I don’t think it’s lack of subject matter either. I’ve got a load of opinions on the world at large. I’ve got the sort of self-realisation stuff that I both want to write but also cringe at writing because… ah, and here it is, the problem: I know my audience a bit too well, and I’m clamming up.

I know that a lot of people who read this know or did know me in person. And that’s my fault because I promote it on social media that I use to keep in touch with old friends and family – I don’t think many people just stumble across it, and though I love reading other blogs, I’m not great at commenting on them and making connections.
I think I preferred writing here when I was more anonymous. There’s a load of writing tips out there that boil down to the same thing: write for yourself. That’s Writing 101, alongside ‘Just Fucking Write’. If you start writing for an audience, you focus on them instead of your story, and you start to lose your voice, and that’s what’s happened.
I’m aware that I witter on here and probably it’s kind of boring. I worry that I’m boasting about triumphs – like, I’m happy at the moment. Very happy. My life feels as though it’s on track in a way it hasn’t for a long time. I’ve taken, on a number of levels, something of a risk, moving, changing jobs, changing income, and no, nothing’s certain and it could go wrong, but at the moment it feels as though lots of little things are finally falling into place. I know that a lot of everything I’d doing is why this time round, I am enjoying driving instead of dreading it. I’ve very much got a feeling of being able to handle pretty much anything life throws at me at the moment. Bring it on. But how many ways can I write that before you lot get sick of reading it? How falsely philosophical can I be before I, let alone you, want to give me a good shake? How shamelessly sentimental? You see the problem.
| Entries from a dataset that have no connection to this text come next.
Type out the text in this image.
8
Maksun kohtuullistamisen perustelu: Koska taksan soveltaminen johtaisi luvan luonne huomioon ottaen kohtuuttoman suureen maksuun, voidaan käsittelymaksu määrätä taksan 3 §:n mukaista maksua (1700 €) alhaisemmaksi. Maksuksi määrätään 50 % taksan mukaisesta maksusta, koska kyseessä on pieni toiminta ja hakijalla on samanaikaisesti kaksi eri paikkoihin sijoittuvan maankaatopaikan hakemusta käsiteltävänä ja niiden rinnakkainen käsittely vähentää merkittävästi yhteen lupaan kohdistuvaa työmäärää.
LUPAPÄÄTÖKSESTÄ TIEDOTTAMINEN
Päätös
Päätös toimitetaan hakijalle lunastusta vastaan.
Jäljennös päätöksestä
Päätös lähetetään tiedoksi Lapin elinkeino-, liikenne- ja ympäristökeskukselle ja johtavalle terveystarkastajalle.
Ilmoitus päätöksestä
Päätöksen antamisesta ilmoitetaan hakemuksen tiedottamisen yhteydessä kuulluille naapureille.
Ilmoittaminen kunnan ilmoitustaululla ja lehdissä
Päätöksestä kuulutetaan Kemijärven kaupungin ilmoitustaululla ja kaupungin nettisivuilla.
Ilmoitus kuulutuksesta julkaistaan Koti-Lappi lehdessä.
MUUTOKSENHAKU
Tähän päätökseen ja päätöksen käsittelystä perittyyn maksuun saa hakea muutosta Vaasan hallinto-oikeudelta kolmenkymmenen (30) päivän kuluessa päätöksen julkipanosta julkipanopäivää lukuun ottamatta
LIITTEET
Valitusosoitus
Equally, tho, how crap is it to just list Stuff I’ve Been Doing? Oh guys, guys, I’ve finally joined Instagram! Look me up! Oh, folks, I have writing out and I think I’ve got several rejections due to land on me next week, but one of them might be a good one. Dudes, I passed my driving theory test this week.
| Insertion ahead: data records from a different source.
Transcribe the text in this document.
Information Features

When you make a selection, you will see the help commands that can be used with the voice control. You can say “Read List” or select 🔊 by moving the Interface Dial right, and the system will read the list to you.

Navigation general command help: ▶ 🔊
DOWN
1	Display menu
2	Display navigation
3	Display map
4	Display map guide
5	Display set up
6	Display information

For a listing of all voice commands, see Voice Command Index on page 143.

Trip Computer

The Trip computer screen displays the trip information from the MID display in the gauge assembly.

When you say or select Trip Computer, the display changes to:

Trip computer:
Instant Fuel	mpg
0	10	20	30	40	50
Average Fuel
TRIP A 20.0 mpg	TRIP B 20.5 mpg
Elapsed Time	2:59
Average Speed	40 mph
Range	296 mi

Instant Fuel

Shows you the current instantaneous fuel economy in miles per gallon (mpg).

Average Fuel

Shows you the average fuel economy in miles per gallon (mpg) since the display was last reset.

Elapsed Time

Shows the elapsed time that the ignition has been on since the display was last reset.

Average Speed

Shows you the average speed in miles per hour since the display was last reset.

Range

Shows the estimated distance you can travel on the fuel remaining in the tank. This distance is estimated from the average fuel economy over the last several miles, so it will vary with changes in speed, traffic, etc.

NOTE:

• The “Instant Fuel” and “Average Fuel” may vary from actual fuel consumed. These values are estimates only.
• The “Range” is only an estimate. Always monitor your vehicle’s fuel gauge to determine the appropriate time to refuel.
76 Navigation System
Thing is, I don’t – and never have – wanted to present my life as a prettified social-network veneer type thing. The tone of this place has never been to write like my life is a sentimental story or an outraged tract, and I worry about how it’ll come across if/when I do write something like that. But on occasion, that’s what it’ll be I suppose, and self-consciousness should not be stopping me from just getting the word down.
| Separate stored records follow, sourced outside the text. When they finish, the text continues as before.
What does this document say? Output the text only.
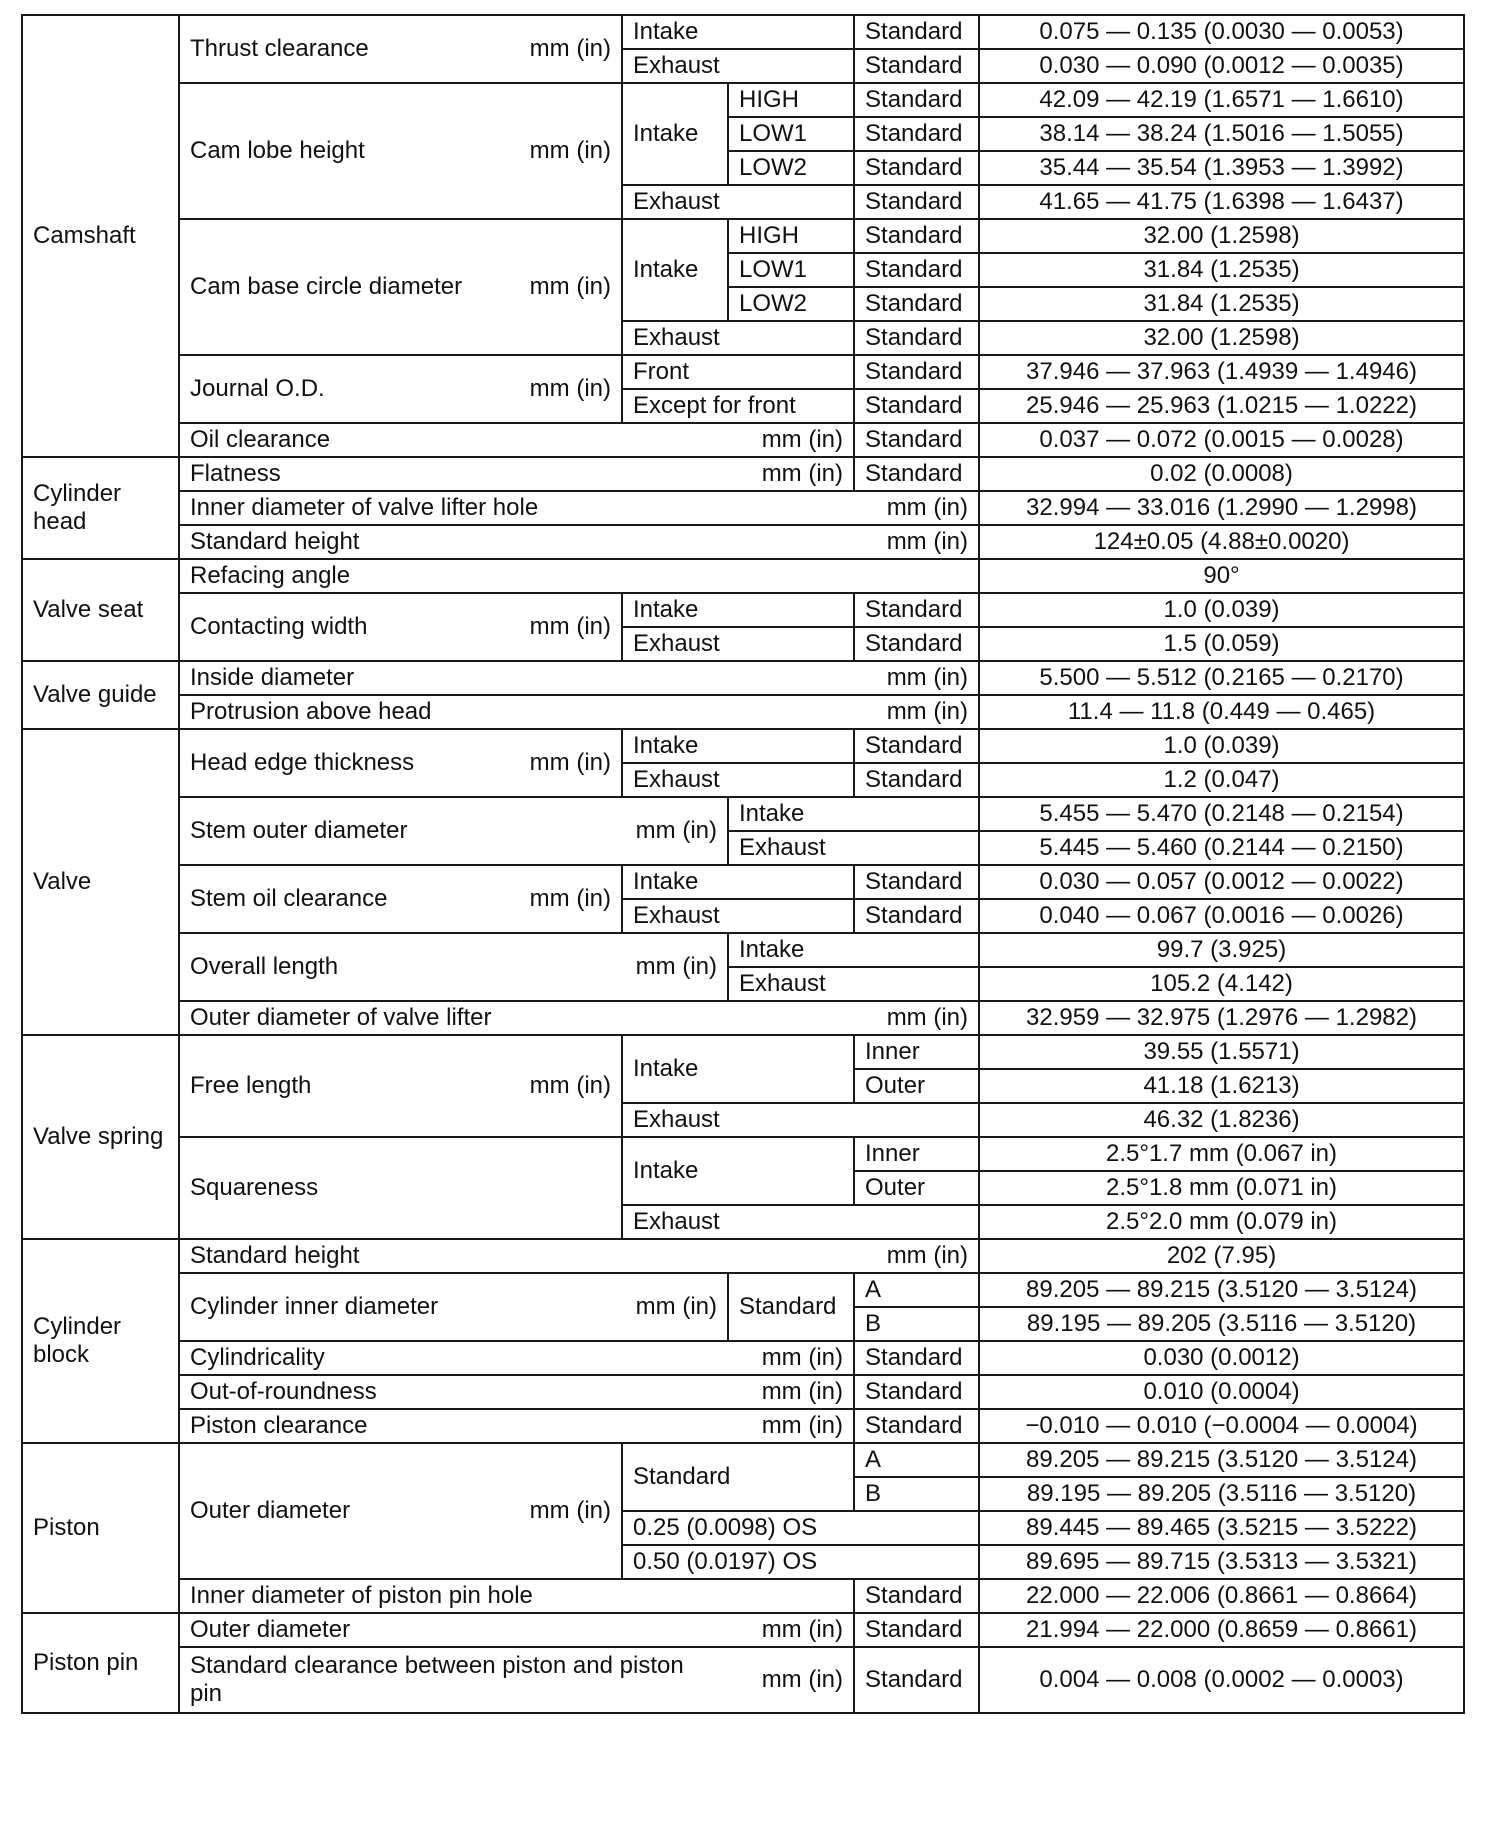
Camshaft	Thrust clearance mm (in)	Intake		Standard	0.075 — 0.135 (0.0030 — 0.0053)
		Exhaust		Standard	0.030 — 0.090 (0.0012 — 0.0035)

	Cam lobe height mm (in)	Intake	HIGH	Standard	42.09 — 42.19 (1.6571 — 1.6610)
			LOW1	Standard	38.14 — 38.24 (1.5016 — 1.5055)
			LOW2	Standard	35.44 — 35.54 (1.3953 — 1.3992)
		Exhaust		Standard	41.65 — 41.75 (1.6398 — 1.6437)

	Cam base circle diameter mm (in)	Intake	HIGH	Standard	32.00 (1.2598)
			LOW1	Standard	31.84 (1.2535)
			LOW2	Standard	31.84 (1.2535)
		Exhaust		Standard	32.00 (1.2598)

	Journal O.D. mm (in)	Front		Standard	37.946 — 37.963 (1.4939 — 1.4946)
		Except for front		Standard	25.946 — 25.963 (1.0215 — 1.0222)

	Oil clearance mm (in)			Standard	0.037 — 0.072 (0.0015 — 0.0028)
Cylinder head	Flatness mm (in)			Standard	0.02 (0.0008)

	Inner diameter of valve lifter hole mm (in)				32.994 — 33.016 (1.2990 — 1.2998)

	Standard height mm (in)				124±0.05 (4.88±0.0020)
Valve seat	Refacing angle				90°

	Contacting width mm (in)	Intake		Standard	1.0 (0.039)
		Exhaust		Standard	1.5 (0.059)
Valve guide	Inside diameter mm (in)				5.500 — 5.512 (0.2165 — 0.2170)

	Protrusion above head mm (in)				11.4 — 11.8 (0.449 — 0.465)
Valve	Head edge thickness mm (in)	Intake		Standard	1.0 (0.039)
		Exhaust		Standard	1.2 (0.047)

	Stem outer diameter mm (in)		Intake		5.455 — 5.470 (0.2148 — 0.2154)
			Exhaust		5.445 — 5.460 (0.2144 — 0.2150)

	Stem oil clearance mm (in)	Intake		Standard	0.030 — 0.057 (0.0012 — 0.0022)
		Exhaust		Standard	0.040 — 0.067 (0.0016 — 0.0026)

	Overall length mm (in)		Intake		99.7 (3.925)
			Exhaust		105.2 (4.142)

	Outer diameter of valve lifter mm (in)				32.959 — 32.975 (1.2976 — 1.2982)
Valve spring	Free length mm (in)	Intake		Inner	39.55 (1.5571)
				Outer	41.18 (1.6213)
		Exhaust			46.32 (1.8236)
	Squareness	Intake		Inner	2.5°1.7 mm (0.067 in)
				Outer	2.5°1.8 mm (0.071 in)
		Exhaust			2.5°2.0 mm (0.079 in)
Cylinder block	Standard height mm (in)				202 (7.95)

	Cylinder inner diameter mm (in)		Standard	A	89.205 — 89.215 (3.5120 — 3.5124)
				B	89.195 — 89.205 (3.5116 — 3.5120)

	Cylindricality mm (in)			Standard	0.030 (0.0012)

	Out-of-roundness mm (in)			Standard	0.010 (0.0004)

	Piston clearance mm (in)			Standard	−0.010 — 0.010 (−0.0004 — 0.0004)
Piston	Outer diameter mm (in)	Standard		A	89.205 — 89.215 (3.5120 — 3.5124)
				B	89.195 — 89.205 (3.5116 — 3.5120)
		0.25 (0.0098) OS			89.445 — 89.465 (3.5215 — 3.5222)
		0.50 (0.0197) OS			89.695 — 89.715 (3.5313 — 3.5321)
	Inner diameter of piston pin hole			Standard	22.000 — 22.006 (0.8661 — 0.8664)
Piston pin	Outer diameter mm (in)			Standard	21.994 — 22.000 (0.8659 — 0.8661)

	Standard clearance between piston and piston pin
mm (in)			Standard	0.004 — 0.008 (0.0002 — 0.0003)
It’s ridiculous that I’m censoring what I want or can be bothered to put just because I look some of my readers in the eye occasionally. Frankly, it’s taking the fun out of writing this blog (which was reason #2 for starting it in the first place). So, I think, in future, I’ll write when I have something to write about, and I won’t be altering it for an audience. If you don’t read, you don’t read; if you do, that’s great. In the meantime, here’s what I wrote yesterday morning, in its full, sentimental glory:
Yesterday
In our house, two of us lie in bed, under bright, bold covers. One of us is ill, sniffing and coughing and dropping snotty tissues off the side of the bed, solving seemingly endless puzzles in a Professor Layton game. The other of us – me – woke up at 7am, wrote and edited some poems having decided to attempt NaPoWriMo this year, then went back to bed and ate toast and drank tea, started reading a book of Alice Munro stories. Fell asleep again until midday, and is now catching up on the world. On top of the bright, bold covers, one dog has made herself very comfortable indeed, somehow gathering more duvet underneath herself with every satisfied stretch. A quiet protest, I think, at not being able to steal my pillow to lie on. The other dog is under the bed, wedged between the suitcases we store there. It is her new den. She thinks she is stealthy and silent, stealing the snotty tissues as they fall, but actually thumps around like a cut-price and over-friendly bogeyman. It is raining, so she is having an Indoor Wolf Day.
It is very peaceful. It is home.
There’s nothing wrong with being happy. Very few people seem to be these days. It can be easy not to be happy and when bad things happen, happy can be a difficult place to get back to. It’s a good idea to bottle it.